The Supreme Court of British Columbia judge interpreted the easement document as a whole, concluding the easement was obsolete because the parties intended the easement to apply only to the original plans.1

The second case involved a 12-foot easement created in 1955 along the common boundary of one lot, providing access from a street to a private garage on the adjoining lot. While the recitals in the easement document stated that was the purpose for creating it, the express grant of easement in the remainder of the document used broader language. It stated that the easement could be used for all purposes connected with the use and enjoyment of the land.

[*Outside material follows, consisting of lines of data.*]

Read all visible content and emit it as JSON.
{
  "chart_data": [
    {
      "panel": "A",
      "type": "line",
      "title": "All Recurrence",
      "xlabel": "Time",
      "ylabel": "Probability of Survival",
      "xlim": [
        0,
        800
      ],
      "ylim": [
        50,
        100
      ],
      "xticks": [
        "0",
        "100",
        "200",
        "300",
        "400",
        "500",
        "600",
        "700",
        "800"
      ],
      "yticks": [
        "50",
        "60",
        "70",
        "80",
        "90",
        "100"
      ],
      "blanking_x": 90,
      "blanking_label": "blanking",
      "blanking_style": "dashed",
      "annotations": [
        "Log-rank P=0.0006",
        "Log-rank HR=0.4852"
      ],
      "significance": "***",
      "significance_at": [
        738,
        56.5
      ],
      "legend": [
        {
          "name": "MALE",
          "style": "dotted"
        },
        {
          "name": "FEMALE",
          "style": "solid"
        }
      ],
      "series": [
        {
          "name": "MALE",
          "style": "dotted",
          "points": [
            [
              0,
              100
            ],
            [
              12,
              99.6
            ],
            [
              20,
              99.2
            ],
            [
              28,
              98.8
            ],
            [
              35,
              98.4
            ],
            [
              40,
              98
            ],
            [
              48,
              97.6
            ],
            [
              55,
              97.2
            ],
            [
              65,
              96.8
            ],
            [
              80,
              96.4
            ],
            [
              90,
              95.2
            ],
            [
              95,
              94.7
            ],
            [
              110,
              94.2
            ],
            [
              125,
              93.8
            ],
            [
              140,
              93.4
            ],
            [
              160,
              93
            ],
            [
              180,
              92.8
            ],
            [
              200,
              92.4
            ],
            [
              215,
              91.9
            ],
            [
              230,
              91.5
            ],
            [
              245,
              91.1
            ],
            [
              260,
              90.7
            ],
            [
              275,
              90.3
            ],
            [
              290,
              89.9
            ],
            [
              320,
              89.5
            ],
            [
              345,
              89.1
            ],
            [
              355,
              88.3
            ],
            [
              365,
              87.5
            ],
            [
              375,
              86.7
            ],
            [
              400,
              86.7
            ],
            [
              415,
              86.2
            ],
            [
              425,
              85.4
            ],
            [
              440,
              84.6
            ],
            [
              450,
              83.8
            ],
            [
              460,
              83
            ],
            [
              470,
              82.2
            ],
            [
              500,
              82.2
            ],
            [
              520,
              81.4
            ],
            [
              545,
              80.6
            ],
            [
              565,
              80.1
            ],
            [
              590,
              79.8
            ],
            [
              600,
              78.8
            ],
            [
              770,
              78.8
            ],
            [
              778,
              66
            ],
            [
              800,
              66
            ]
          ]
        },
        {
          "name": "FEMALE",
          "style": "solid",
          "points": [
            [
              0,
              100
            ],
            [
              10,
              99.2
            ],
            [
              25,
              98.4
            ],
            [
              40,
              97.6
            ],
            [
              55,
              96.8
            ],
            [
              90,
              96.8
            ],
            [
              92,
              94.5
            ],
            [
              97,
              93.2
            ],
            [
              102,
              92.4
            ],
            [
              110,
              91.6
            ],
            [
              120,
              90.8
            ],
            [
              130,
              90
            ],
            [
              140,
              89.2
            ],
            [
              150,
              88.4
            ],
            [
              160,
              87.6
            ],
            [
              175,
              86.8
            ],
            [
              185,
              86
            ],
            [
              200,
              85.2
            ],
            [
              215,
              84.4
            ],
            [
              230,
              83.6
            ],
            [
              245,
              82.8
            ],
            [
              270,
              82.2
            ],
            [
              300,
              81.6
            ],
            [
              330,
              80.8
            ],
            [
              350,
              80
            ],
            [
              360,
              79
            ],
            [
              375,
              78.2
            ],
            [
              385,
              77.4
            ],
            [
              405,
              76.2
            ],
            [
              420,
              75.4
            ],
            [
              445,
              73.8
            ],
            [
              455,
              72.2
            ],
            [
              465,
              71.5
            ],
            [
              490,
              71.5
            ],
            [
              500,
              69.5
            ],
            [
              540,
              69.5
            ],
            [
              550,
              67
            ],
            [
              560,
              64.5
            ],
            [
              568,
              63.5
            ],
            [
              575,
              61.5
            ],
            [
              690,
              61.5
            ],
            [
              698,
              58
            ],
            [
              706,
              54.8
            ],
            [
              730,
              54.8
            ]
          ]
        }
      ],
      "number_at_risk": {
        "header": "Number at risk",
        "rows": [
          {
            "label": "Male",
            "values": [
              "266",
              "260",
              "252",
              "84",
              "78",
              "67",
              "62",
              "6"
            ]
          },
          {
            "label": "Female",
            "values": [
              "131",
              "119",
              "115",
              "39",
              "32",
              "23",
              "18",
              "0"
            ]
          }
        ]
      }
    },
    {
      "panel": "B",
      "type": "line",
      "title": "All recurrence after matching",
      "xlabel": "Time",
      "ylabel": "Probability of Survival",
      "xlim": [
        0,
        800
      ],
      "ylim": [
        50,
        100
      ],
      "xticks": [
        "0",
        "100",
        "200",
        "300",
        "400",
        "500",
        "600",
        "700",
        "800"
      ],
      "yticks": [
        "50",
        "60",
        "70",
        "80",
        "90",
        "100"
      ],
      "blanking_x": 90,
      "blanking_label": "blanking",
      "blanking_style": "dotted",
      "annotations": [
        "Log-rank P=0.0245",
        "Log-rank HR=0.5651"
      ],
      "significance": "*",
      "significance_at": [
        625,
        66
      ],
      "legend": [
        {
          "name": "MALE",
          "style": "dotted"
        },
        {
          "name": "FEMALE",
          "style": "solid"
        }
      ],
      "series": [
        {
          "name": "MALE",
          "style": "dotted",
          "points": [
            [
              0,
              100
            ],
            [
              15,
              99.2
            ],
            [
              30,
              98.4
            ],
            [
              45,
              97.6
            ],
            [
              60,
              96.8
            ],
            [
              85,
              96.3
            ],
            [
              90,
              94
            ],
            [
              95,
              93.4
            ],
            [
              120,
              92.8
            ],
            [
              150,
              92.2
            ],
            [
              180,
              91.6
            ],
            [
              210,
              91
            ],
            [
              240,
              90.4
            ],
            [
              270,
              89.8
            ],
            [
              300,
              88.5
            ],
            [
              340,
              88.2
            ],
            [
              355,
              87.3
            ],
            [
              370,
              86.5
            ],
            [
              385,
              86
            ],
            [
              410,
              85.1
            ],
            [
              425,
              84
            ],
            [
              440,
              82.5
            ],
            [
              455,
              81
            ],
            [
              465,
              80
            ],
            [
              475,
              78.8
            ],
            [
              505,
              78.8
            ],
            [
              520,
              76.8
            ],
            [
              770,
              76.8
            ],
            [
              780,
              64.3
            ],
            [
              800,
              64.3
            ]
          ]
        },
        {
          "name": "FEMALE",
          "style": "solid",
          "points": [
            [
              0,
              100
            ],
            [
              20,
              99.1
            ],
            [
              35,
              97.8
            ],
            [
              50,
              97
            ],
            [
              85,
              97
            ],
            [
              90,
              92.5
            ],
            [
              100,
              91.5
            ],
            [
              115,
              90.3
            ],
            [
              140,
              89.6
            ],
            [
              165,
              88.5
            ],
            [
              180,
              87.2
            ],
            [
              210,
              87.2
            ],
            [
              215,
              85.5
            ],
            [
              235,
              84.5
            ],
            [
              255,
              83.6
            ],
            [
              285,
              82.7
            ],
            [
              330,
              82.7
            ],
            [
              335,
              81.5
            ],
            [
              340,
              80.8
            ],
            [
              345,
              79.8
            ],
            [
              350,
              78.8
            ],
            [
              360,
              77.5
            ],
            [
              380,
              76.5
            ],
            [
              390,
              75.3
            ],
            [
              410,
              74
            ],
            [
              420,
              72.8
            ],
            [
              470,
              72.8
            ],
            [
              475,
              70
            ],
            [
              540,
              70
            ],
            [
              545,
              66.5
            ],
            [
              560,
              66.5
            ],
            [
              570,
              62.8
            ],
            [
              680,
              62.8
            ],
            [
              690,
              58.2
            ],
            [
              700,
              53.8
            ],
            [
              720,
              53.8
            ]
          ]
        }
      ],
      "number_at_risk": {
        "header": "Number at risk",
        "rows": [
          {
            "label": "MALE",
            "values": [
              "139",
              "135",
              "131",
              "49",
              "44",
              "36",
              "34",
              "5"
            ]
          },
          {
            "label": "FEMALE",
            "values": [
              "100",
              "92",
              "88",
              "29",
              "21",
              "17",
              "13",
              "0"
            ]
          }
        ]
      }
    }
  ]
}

The garage was demolished in 1969 to make way for a 51-unit apartment building. The apartment owners made minimal use of the easement until the owner of the lot over which the easement ran tried unsuccessfully to make a deal for its removal. In this case, the apartment owners were successful in the Supreme Court of British Columbia because the judge concluded that the reference to "all purposes" prevented the easement from becoming obsolete.2

Each loser successfully appealed the decisions of the Supreme Court judges. The developer won when the British Columbia Court of Appeals held that if the parties had intended to expressly limit development to the original plans, it would have been easy for them to have stated that when the agreement was prepared. The second developer's intentions to use the easements for the purposes set forth in the original agreement also helped.3

In the second case, the lot owner won, because the court considered the changes that had taken place in the neighbourhood and the apartment owners' failure to use the easement. This outweighed the broad language upon which the Supreme Court judge relied.4

  1. Portrait Homes Ltd. v. Strata Plan LMS 1191, S.C.B.C., New Westminster Registry, Reasons for Judgment, August 5, 2000.
  2. TDL Group LTD. v. Harvey, S.C.B.C., New Westminster Registry, Reasons for Judgment, March 29, 2001.
  3. TDL Group LTD. v. Harvey, B.C.C.A., Vancouver Registry, Reasons for Judgment, April 22, 2002.
  4. TDL Group LTD. v. Harvey, B.C.C.A., Vancouver Registry, Reasons for Judgment, April 22, 2002.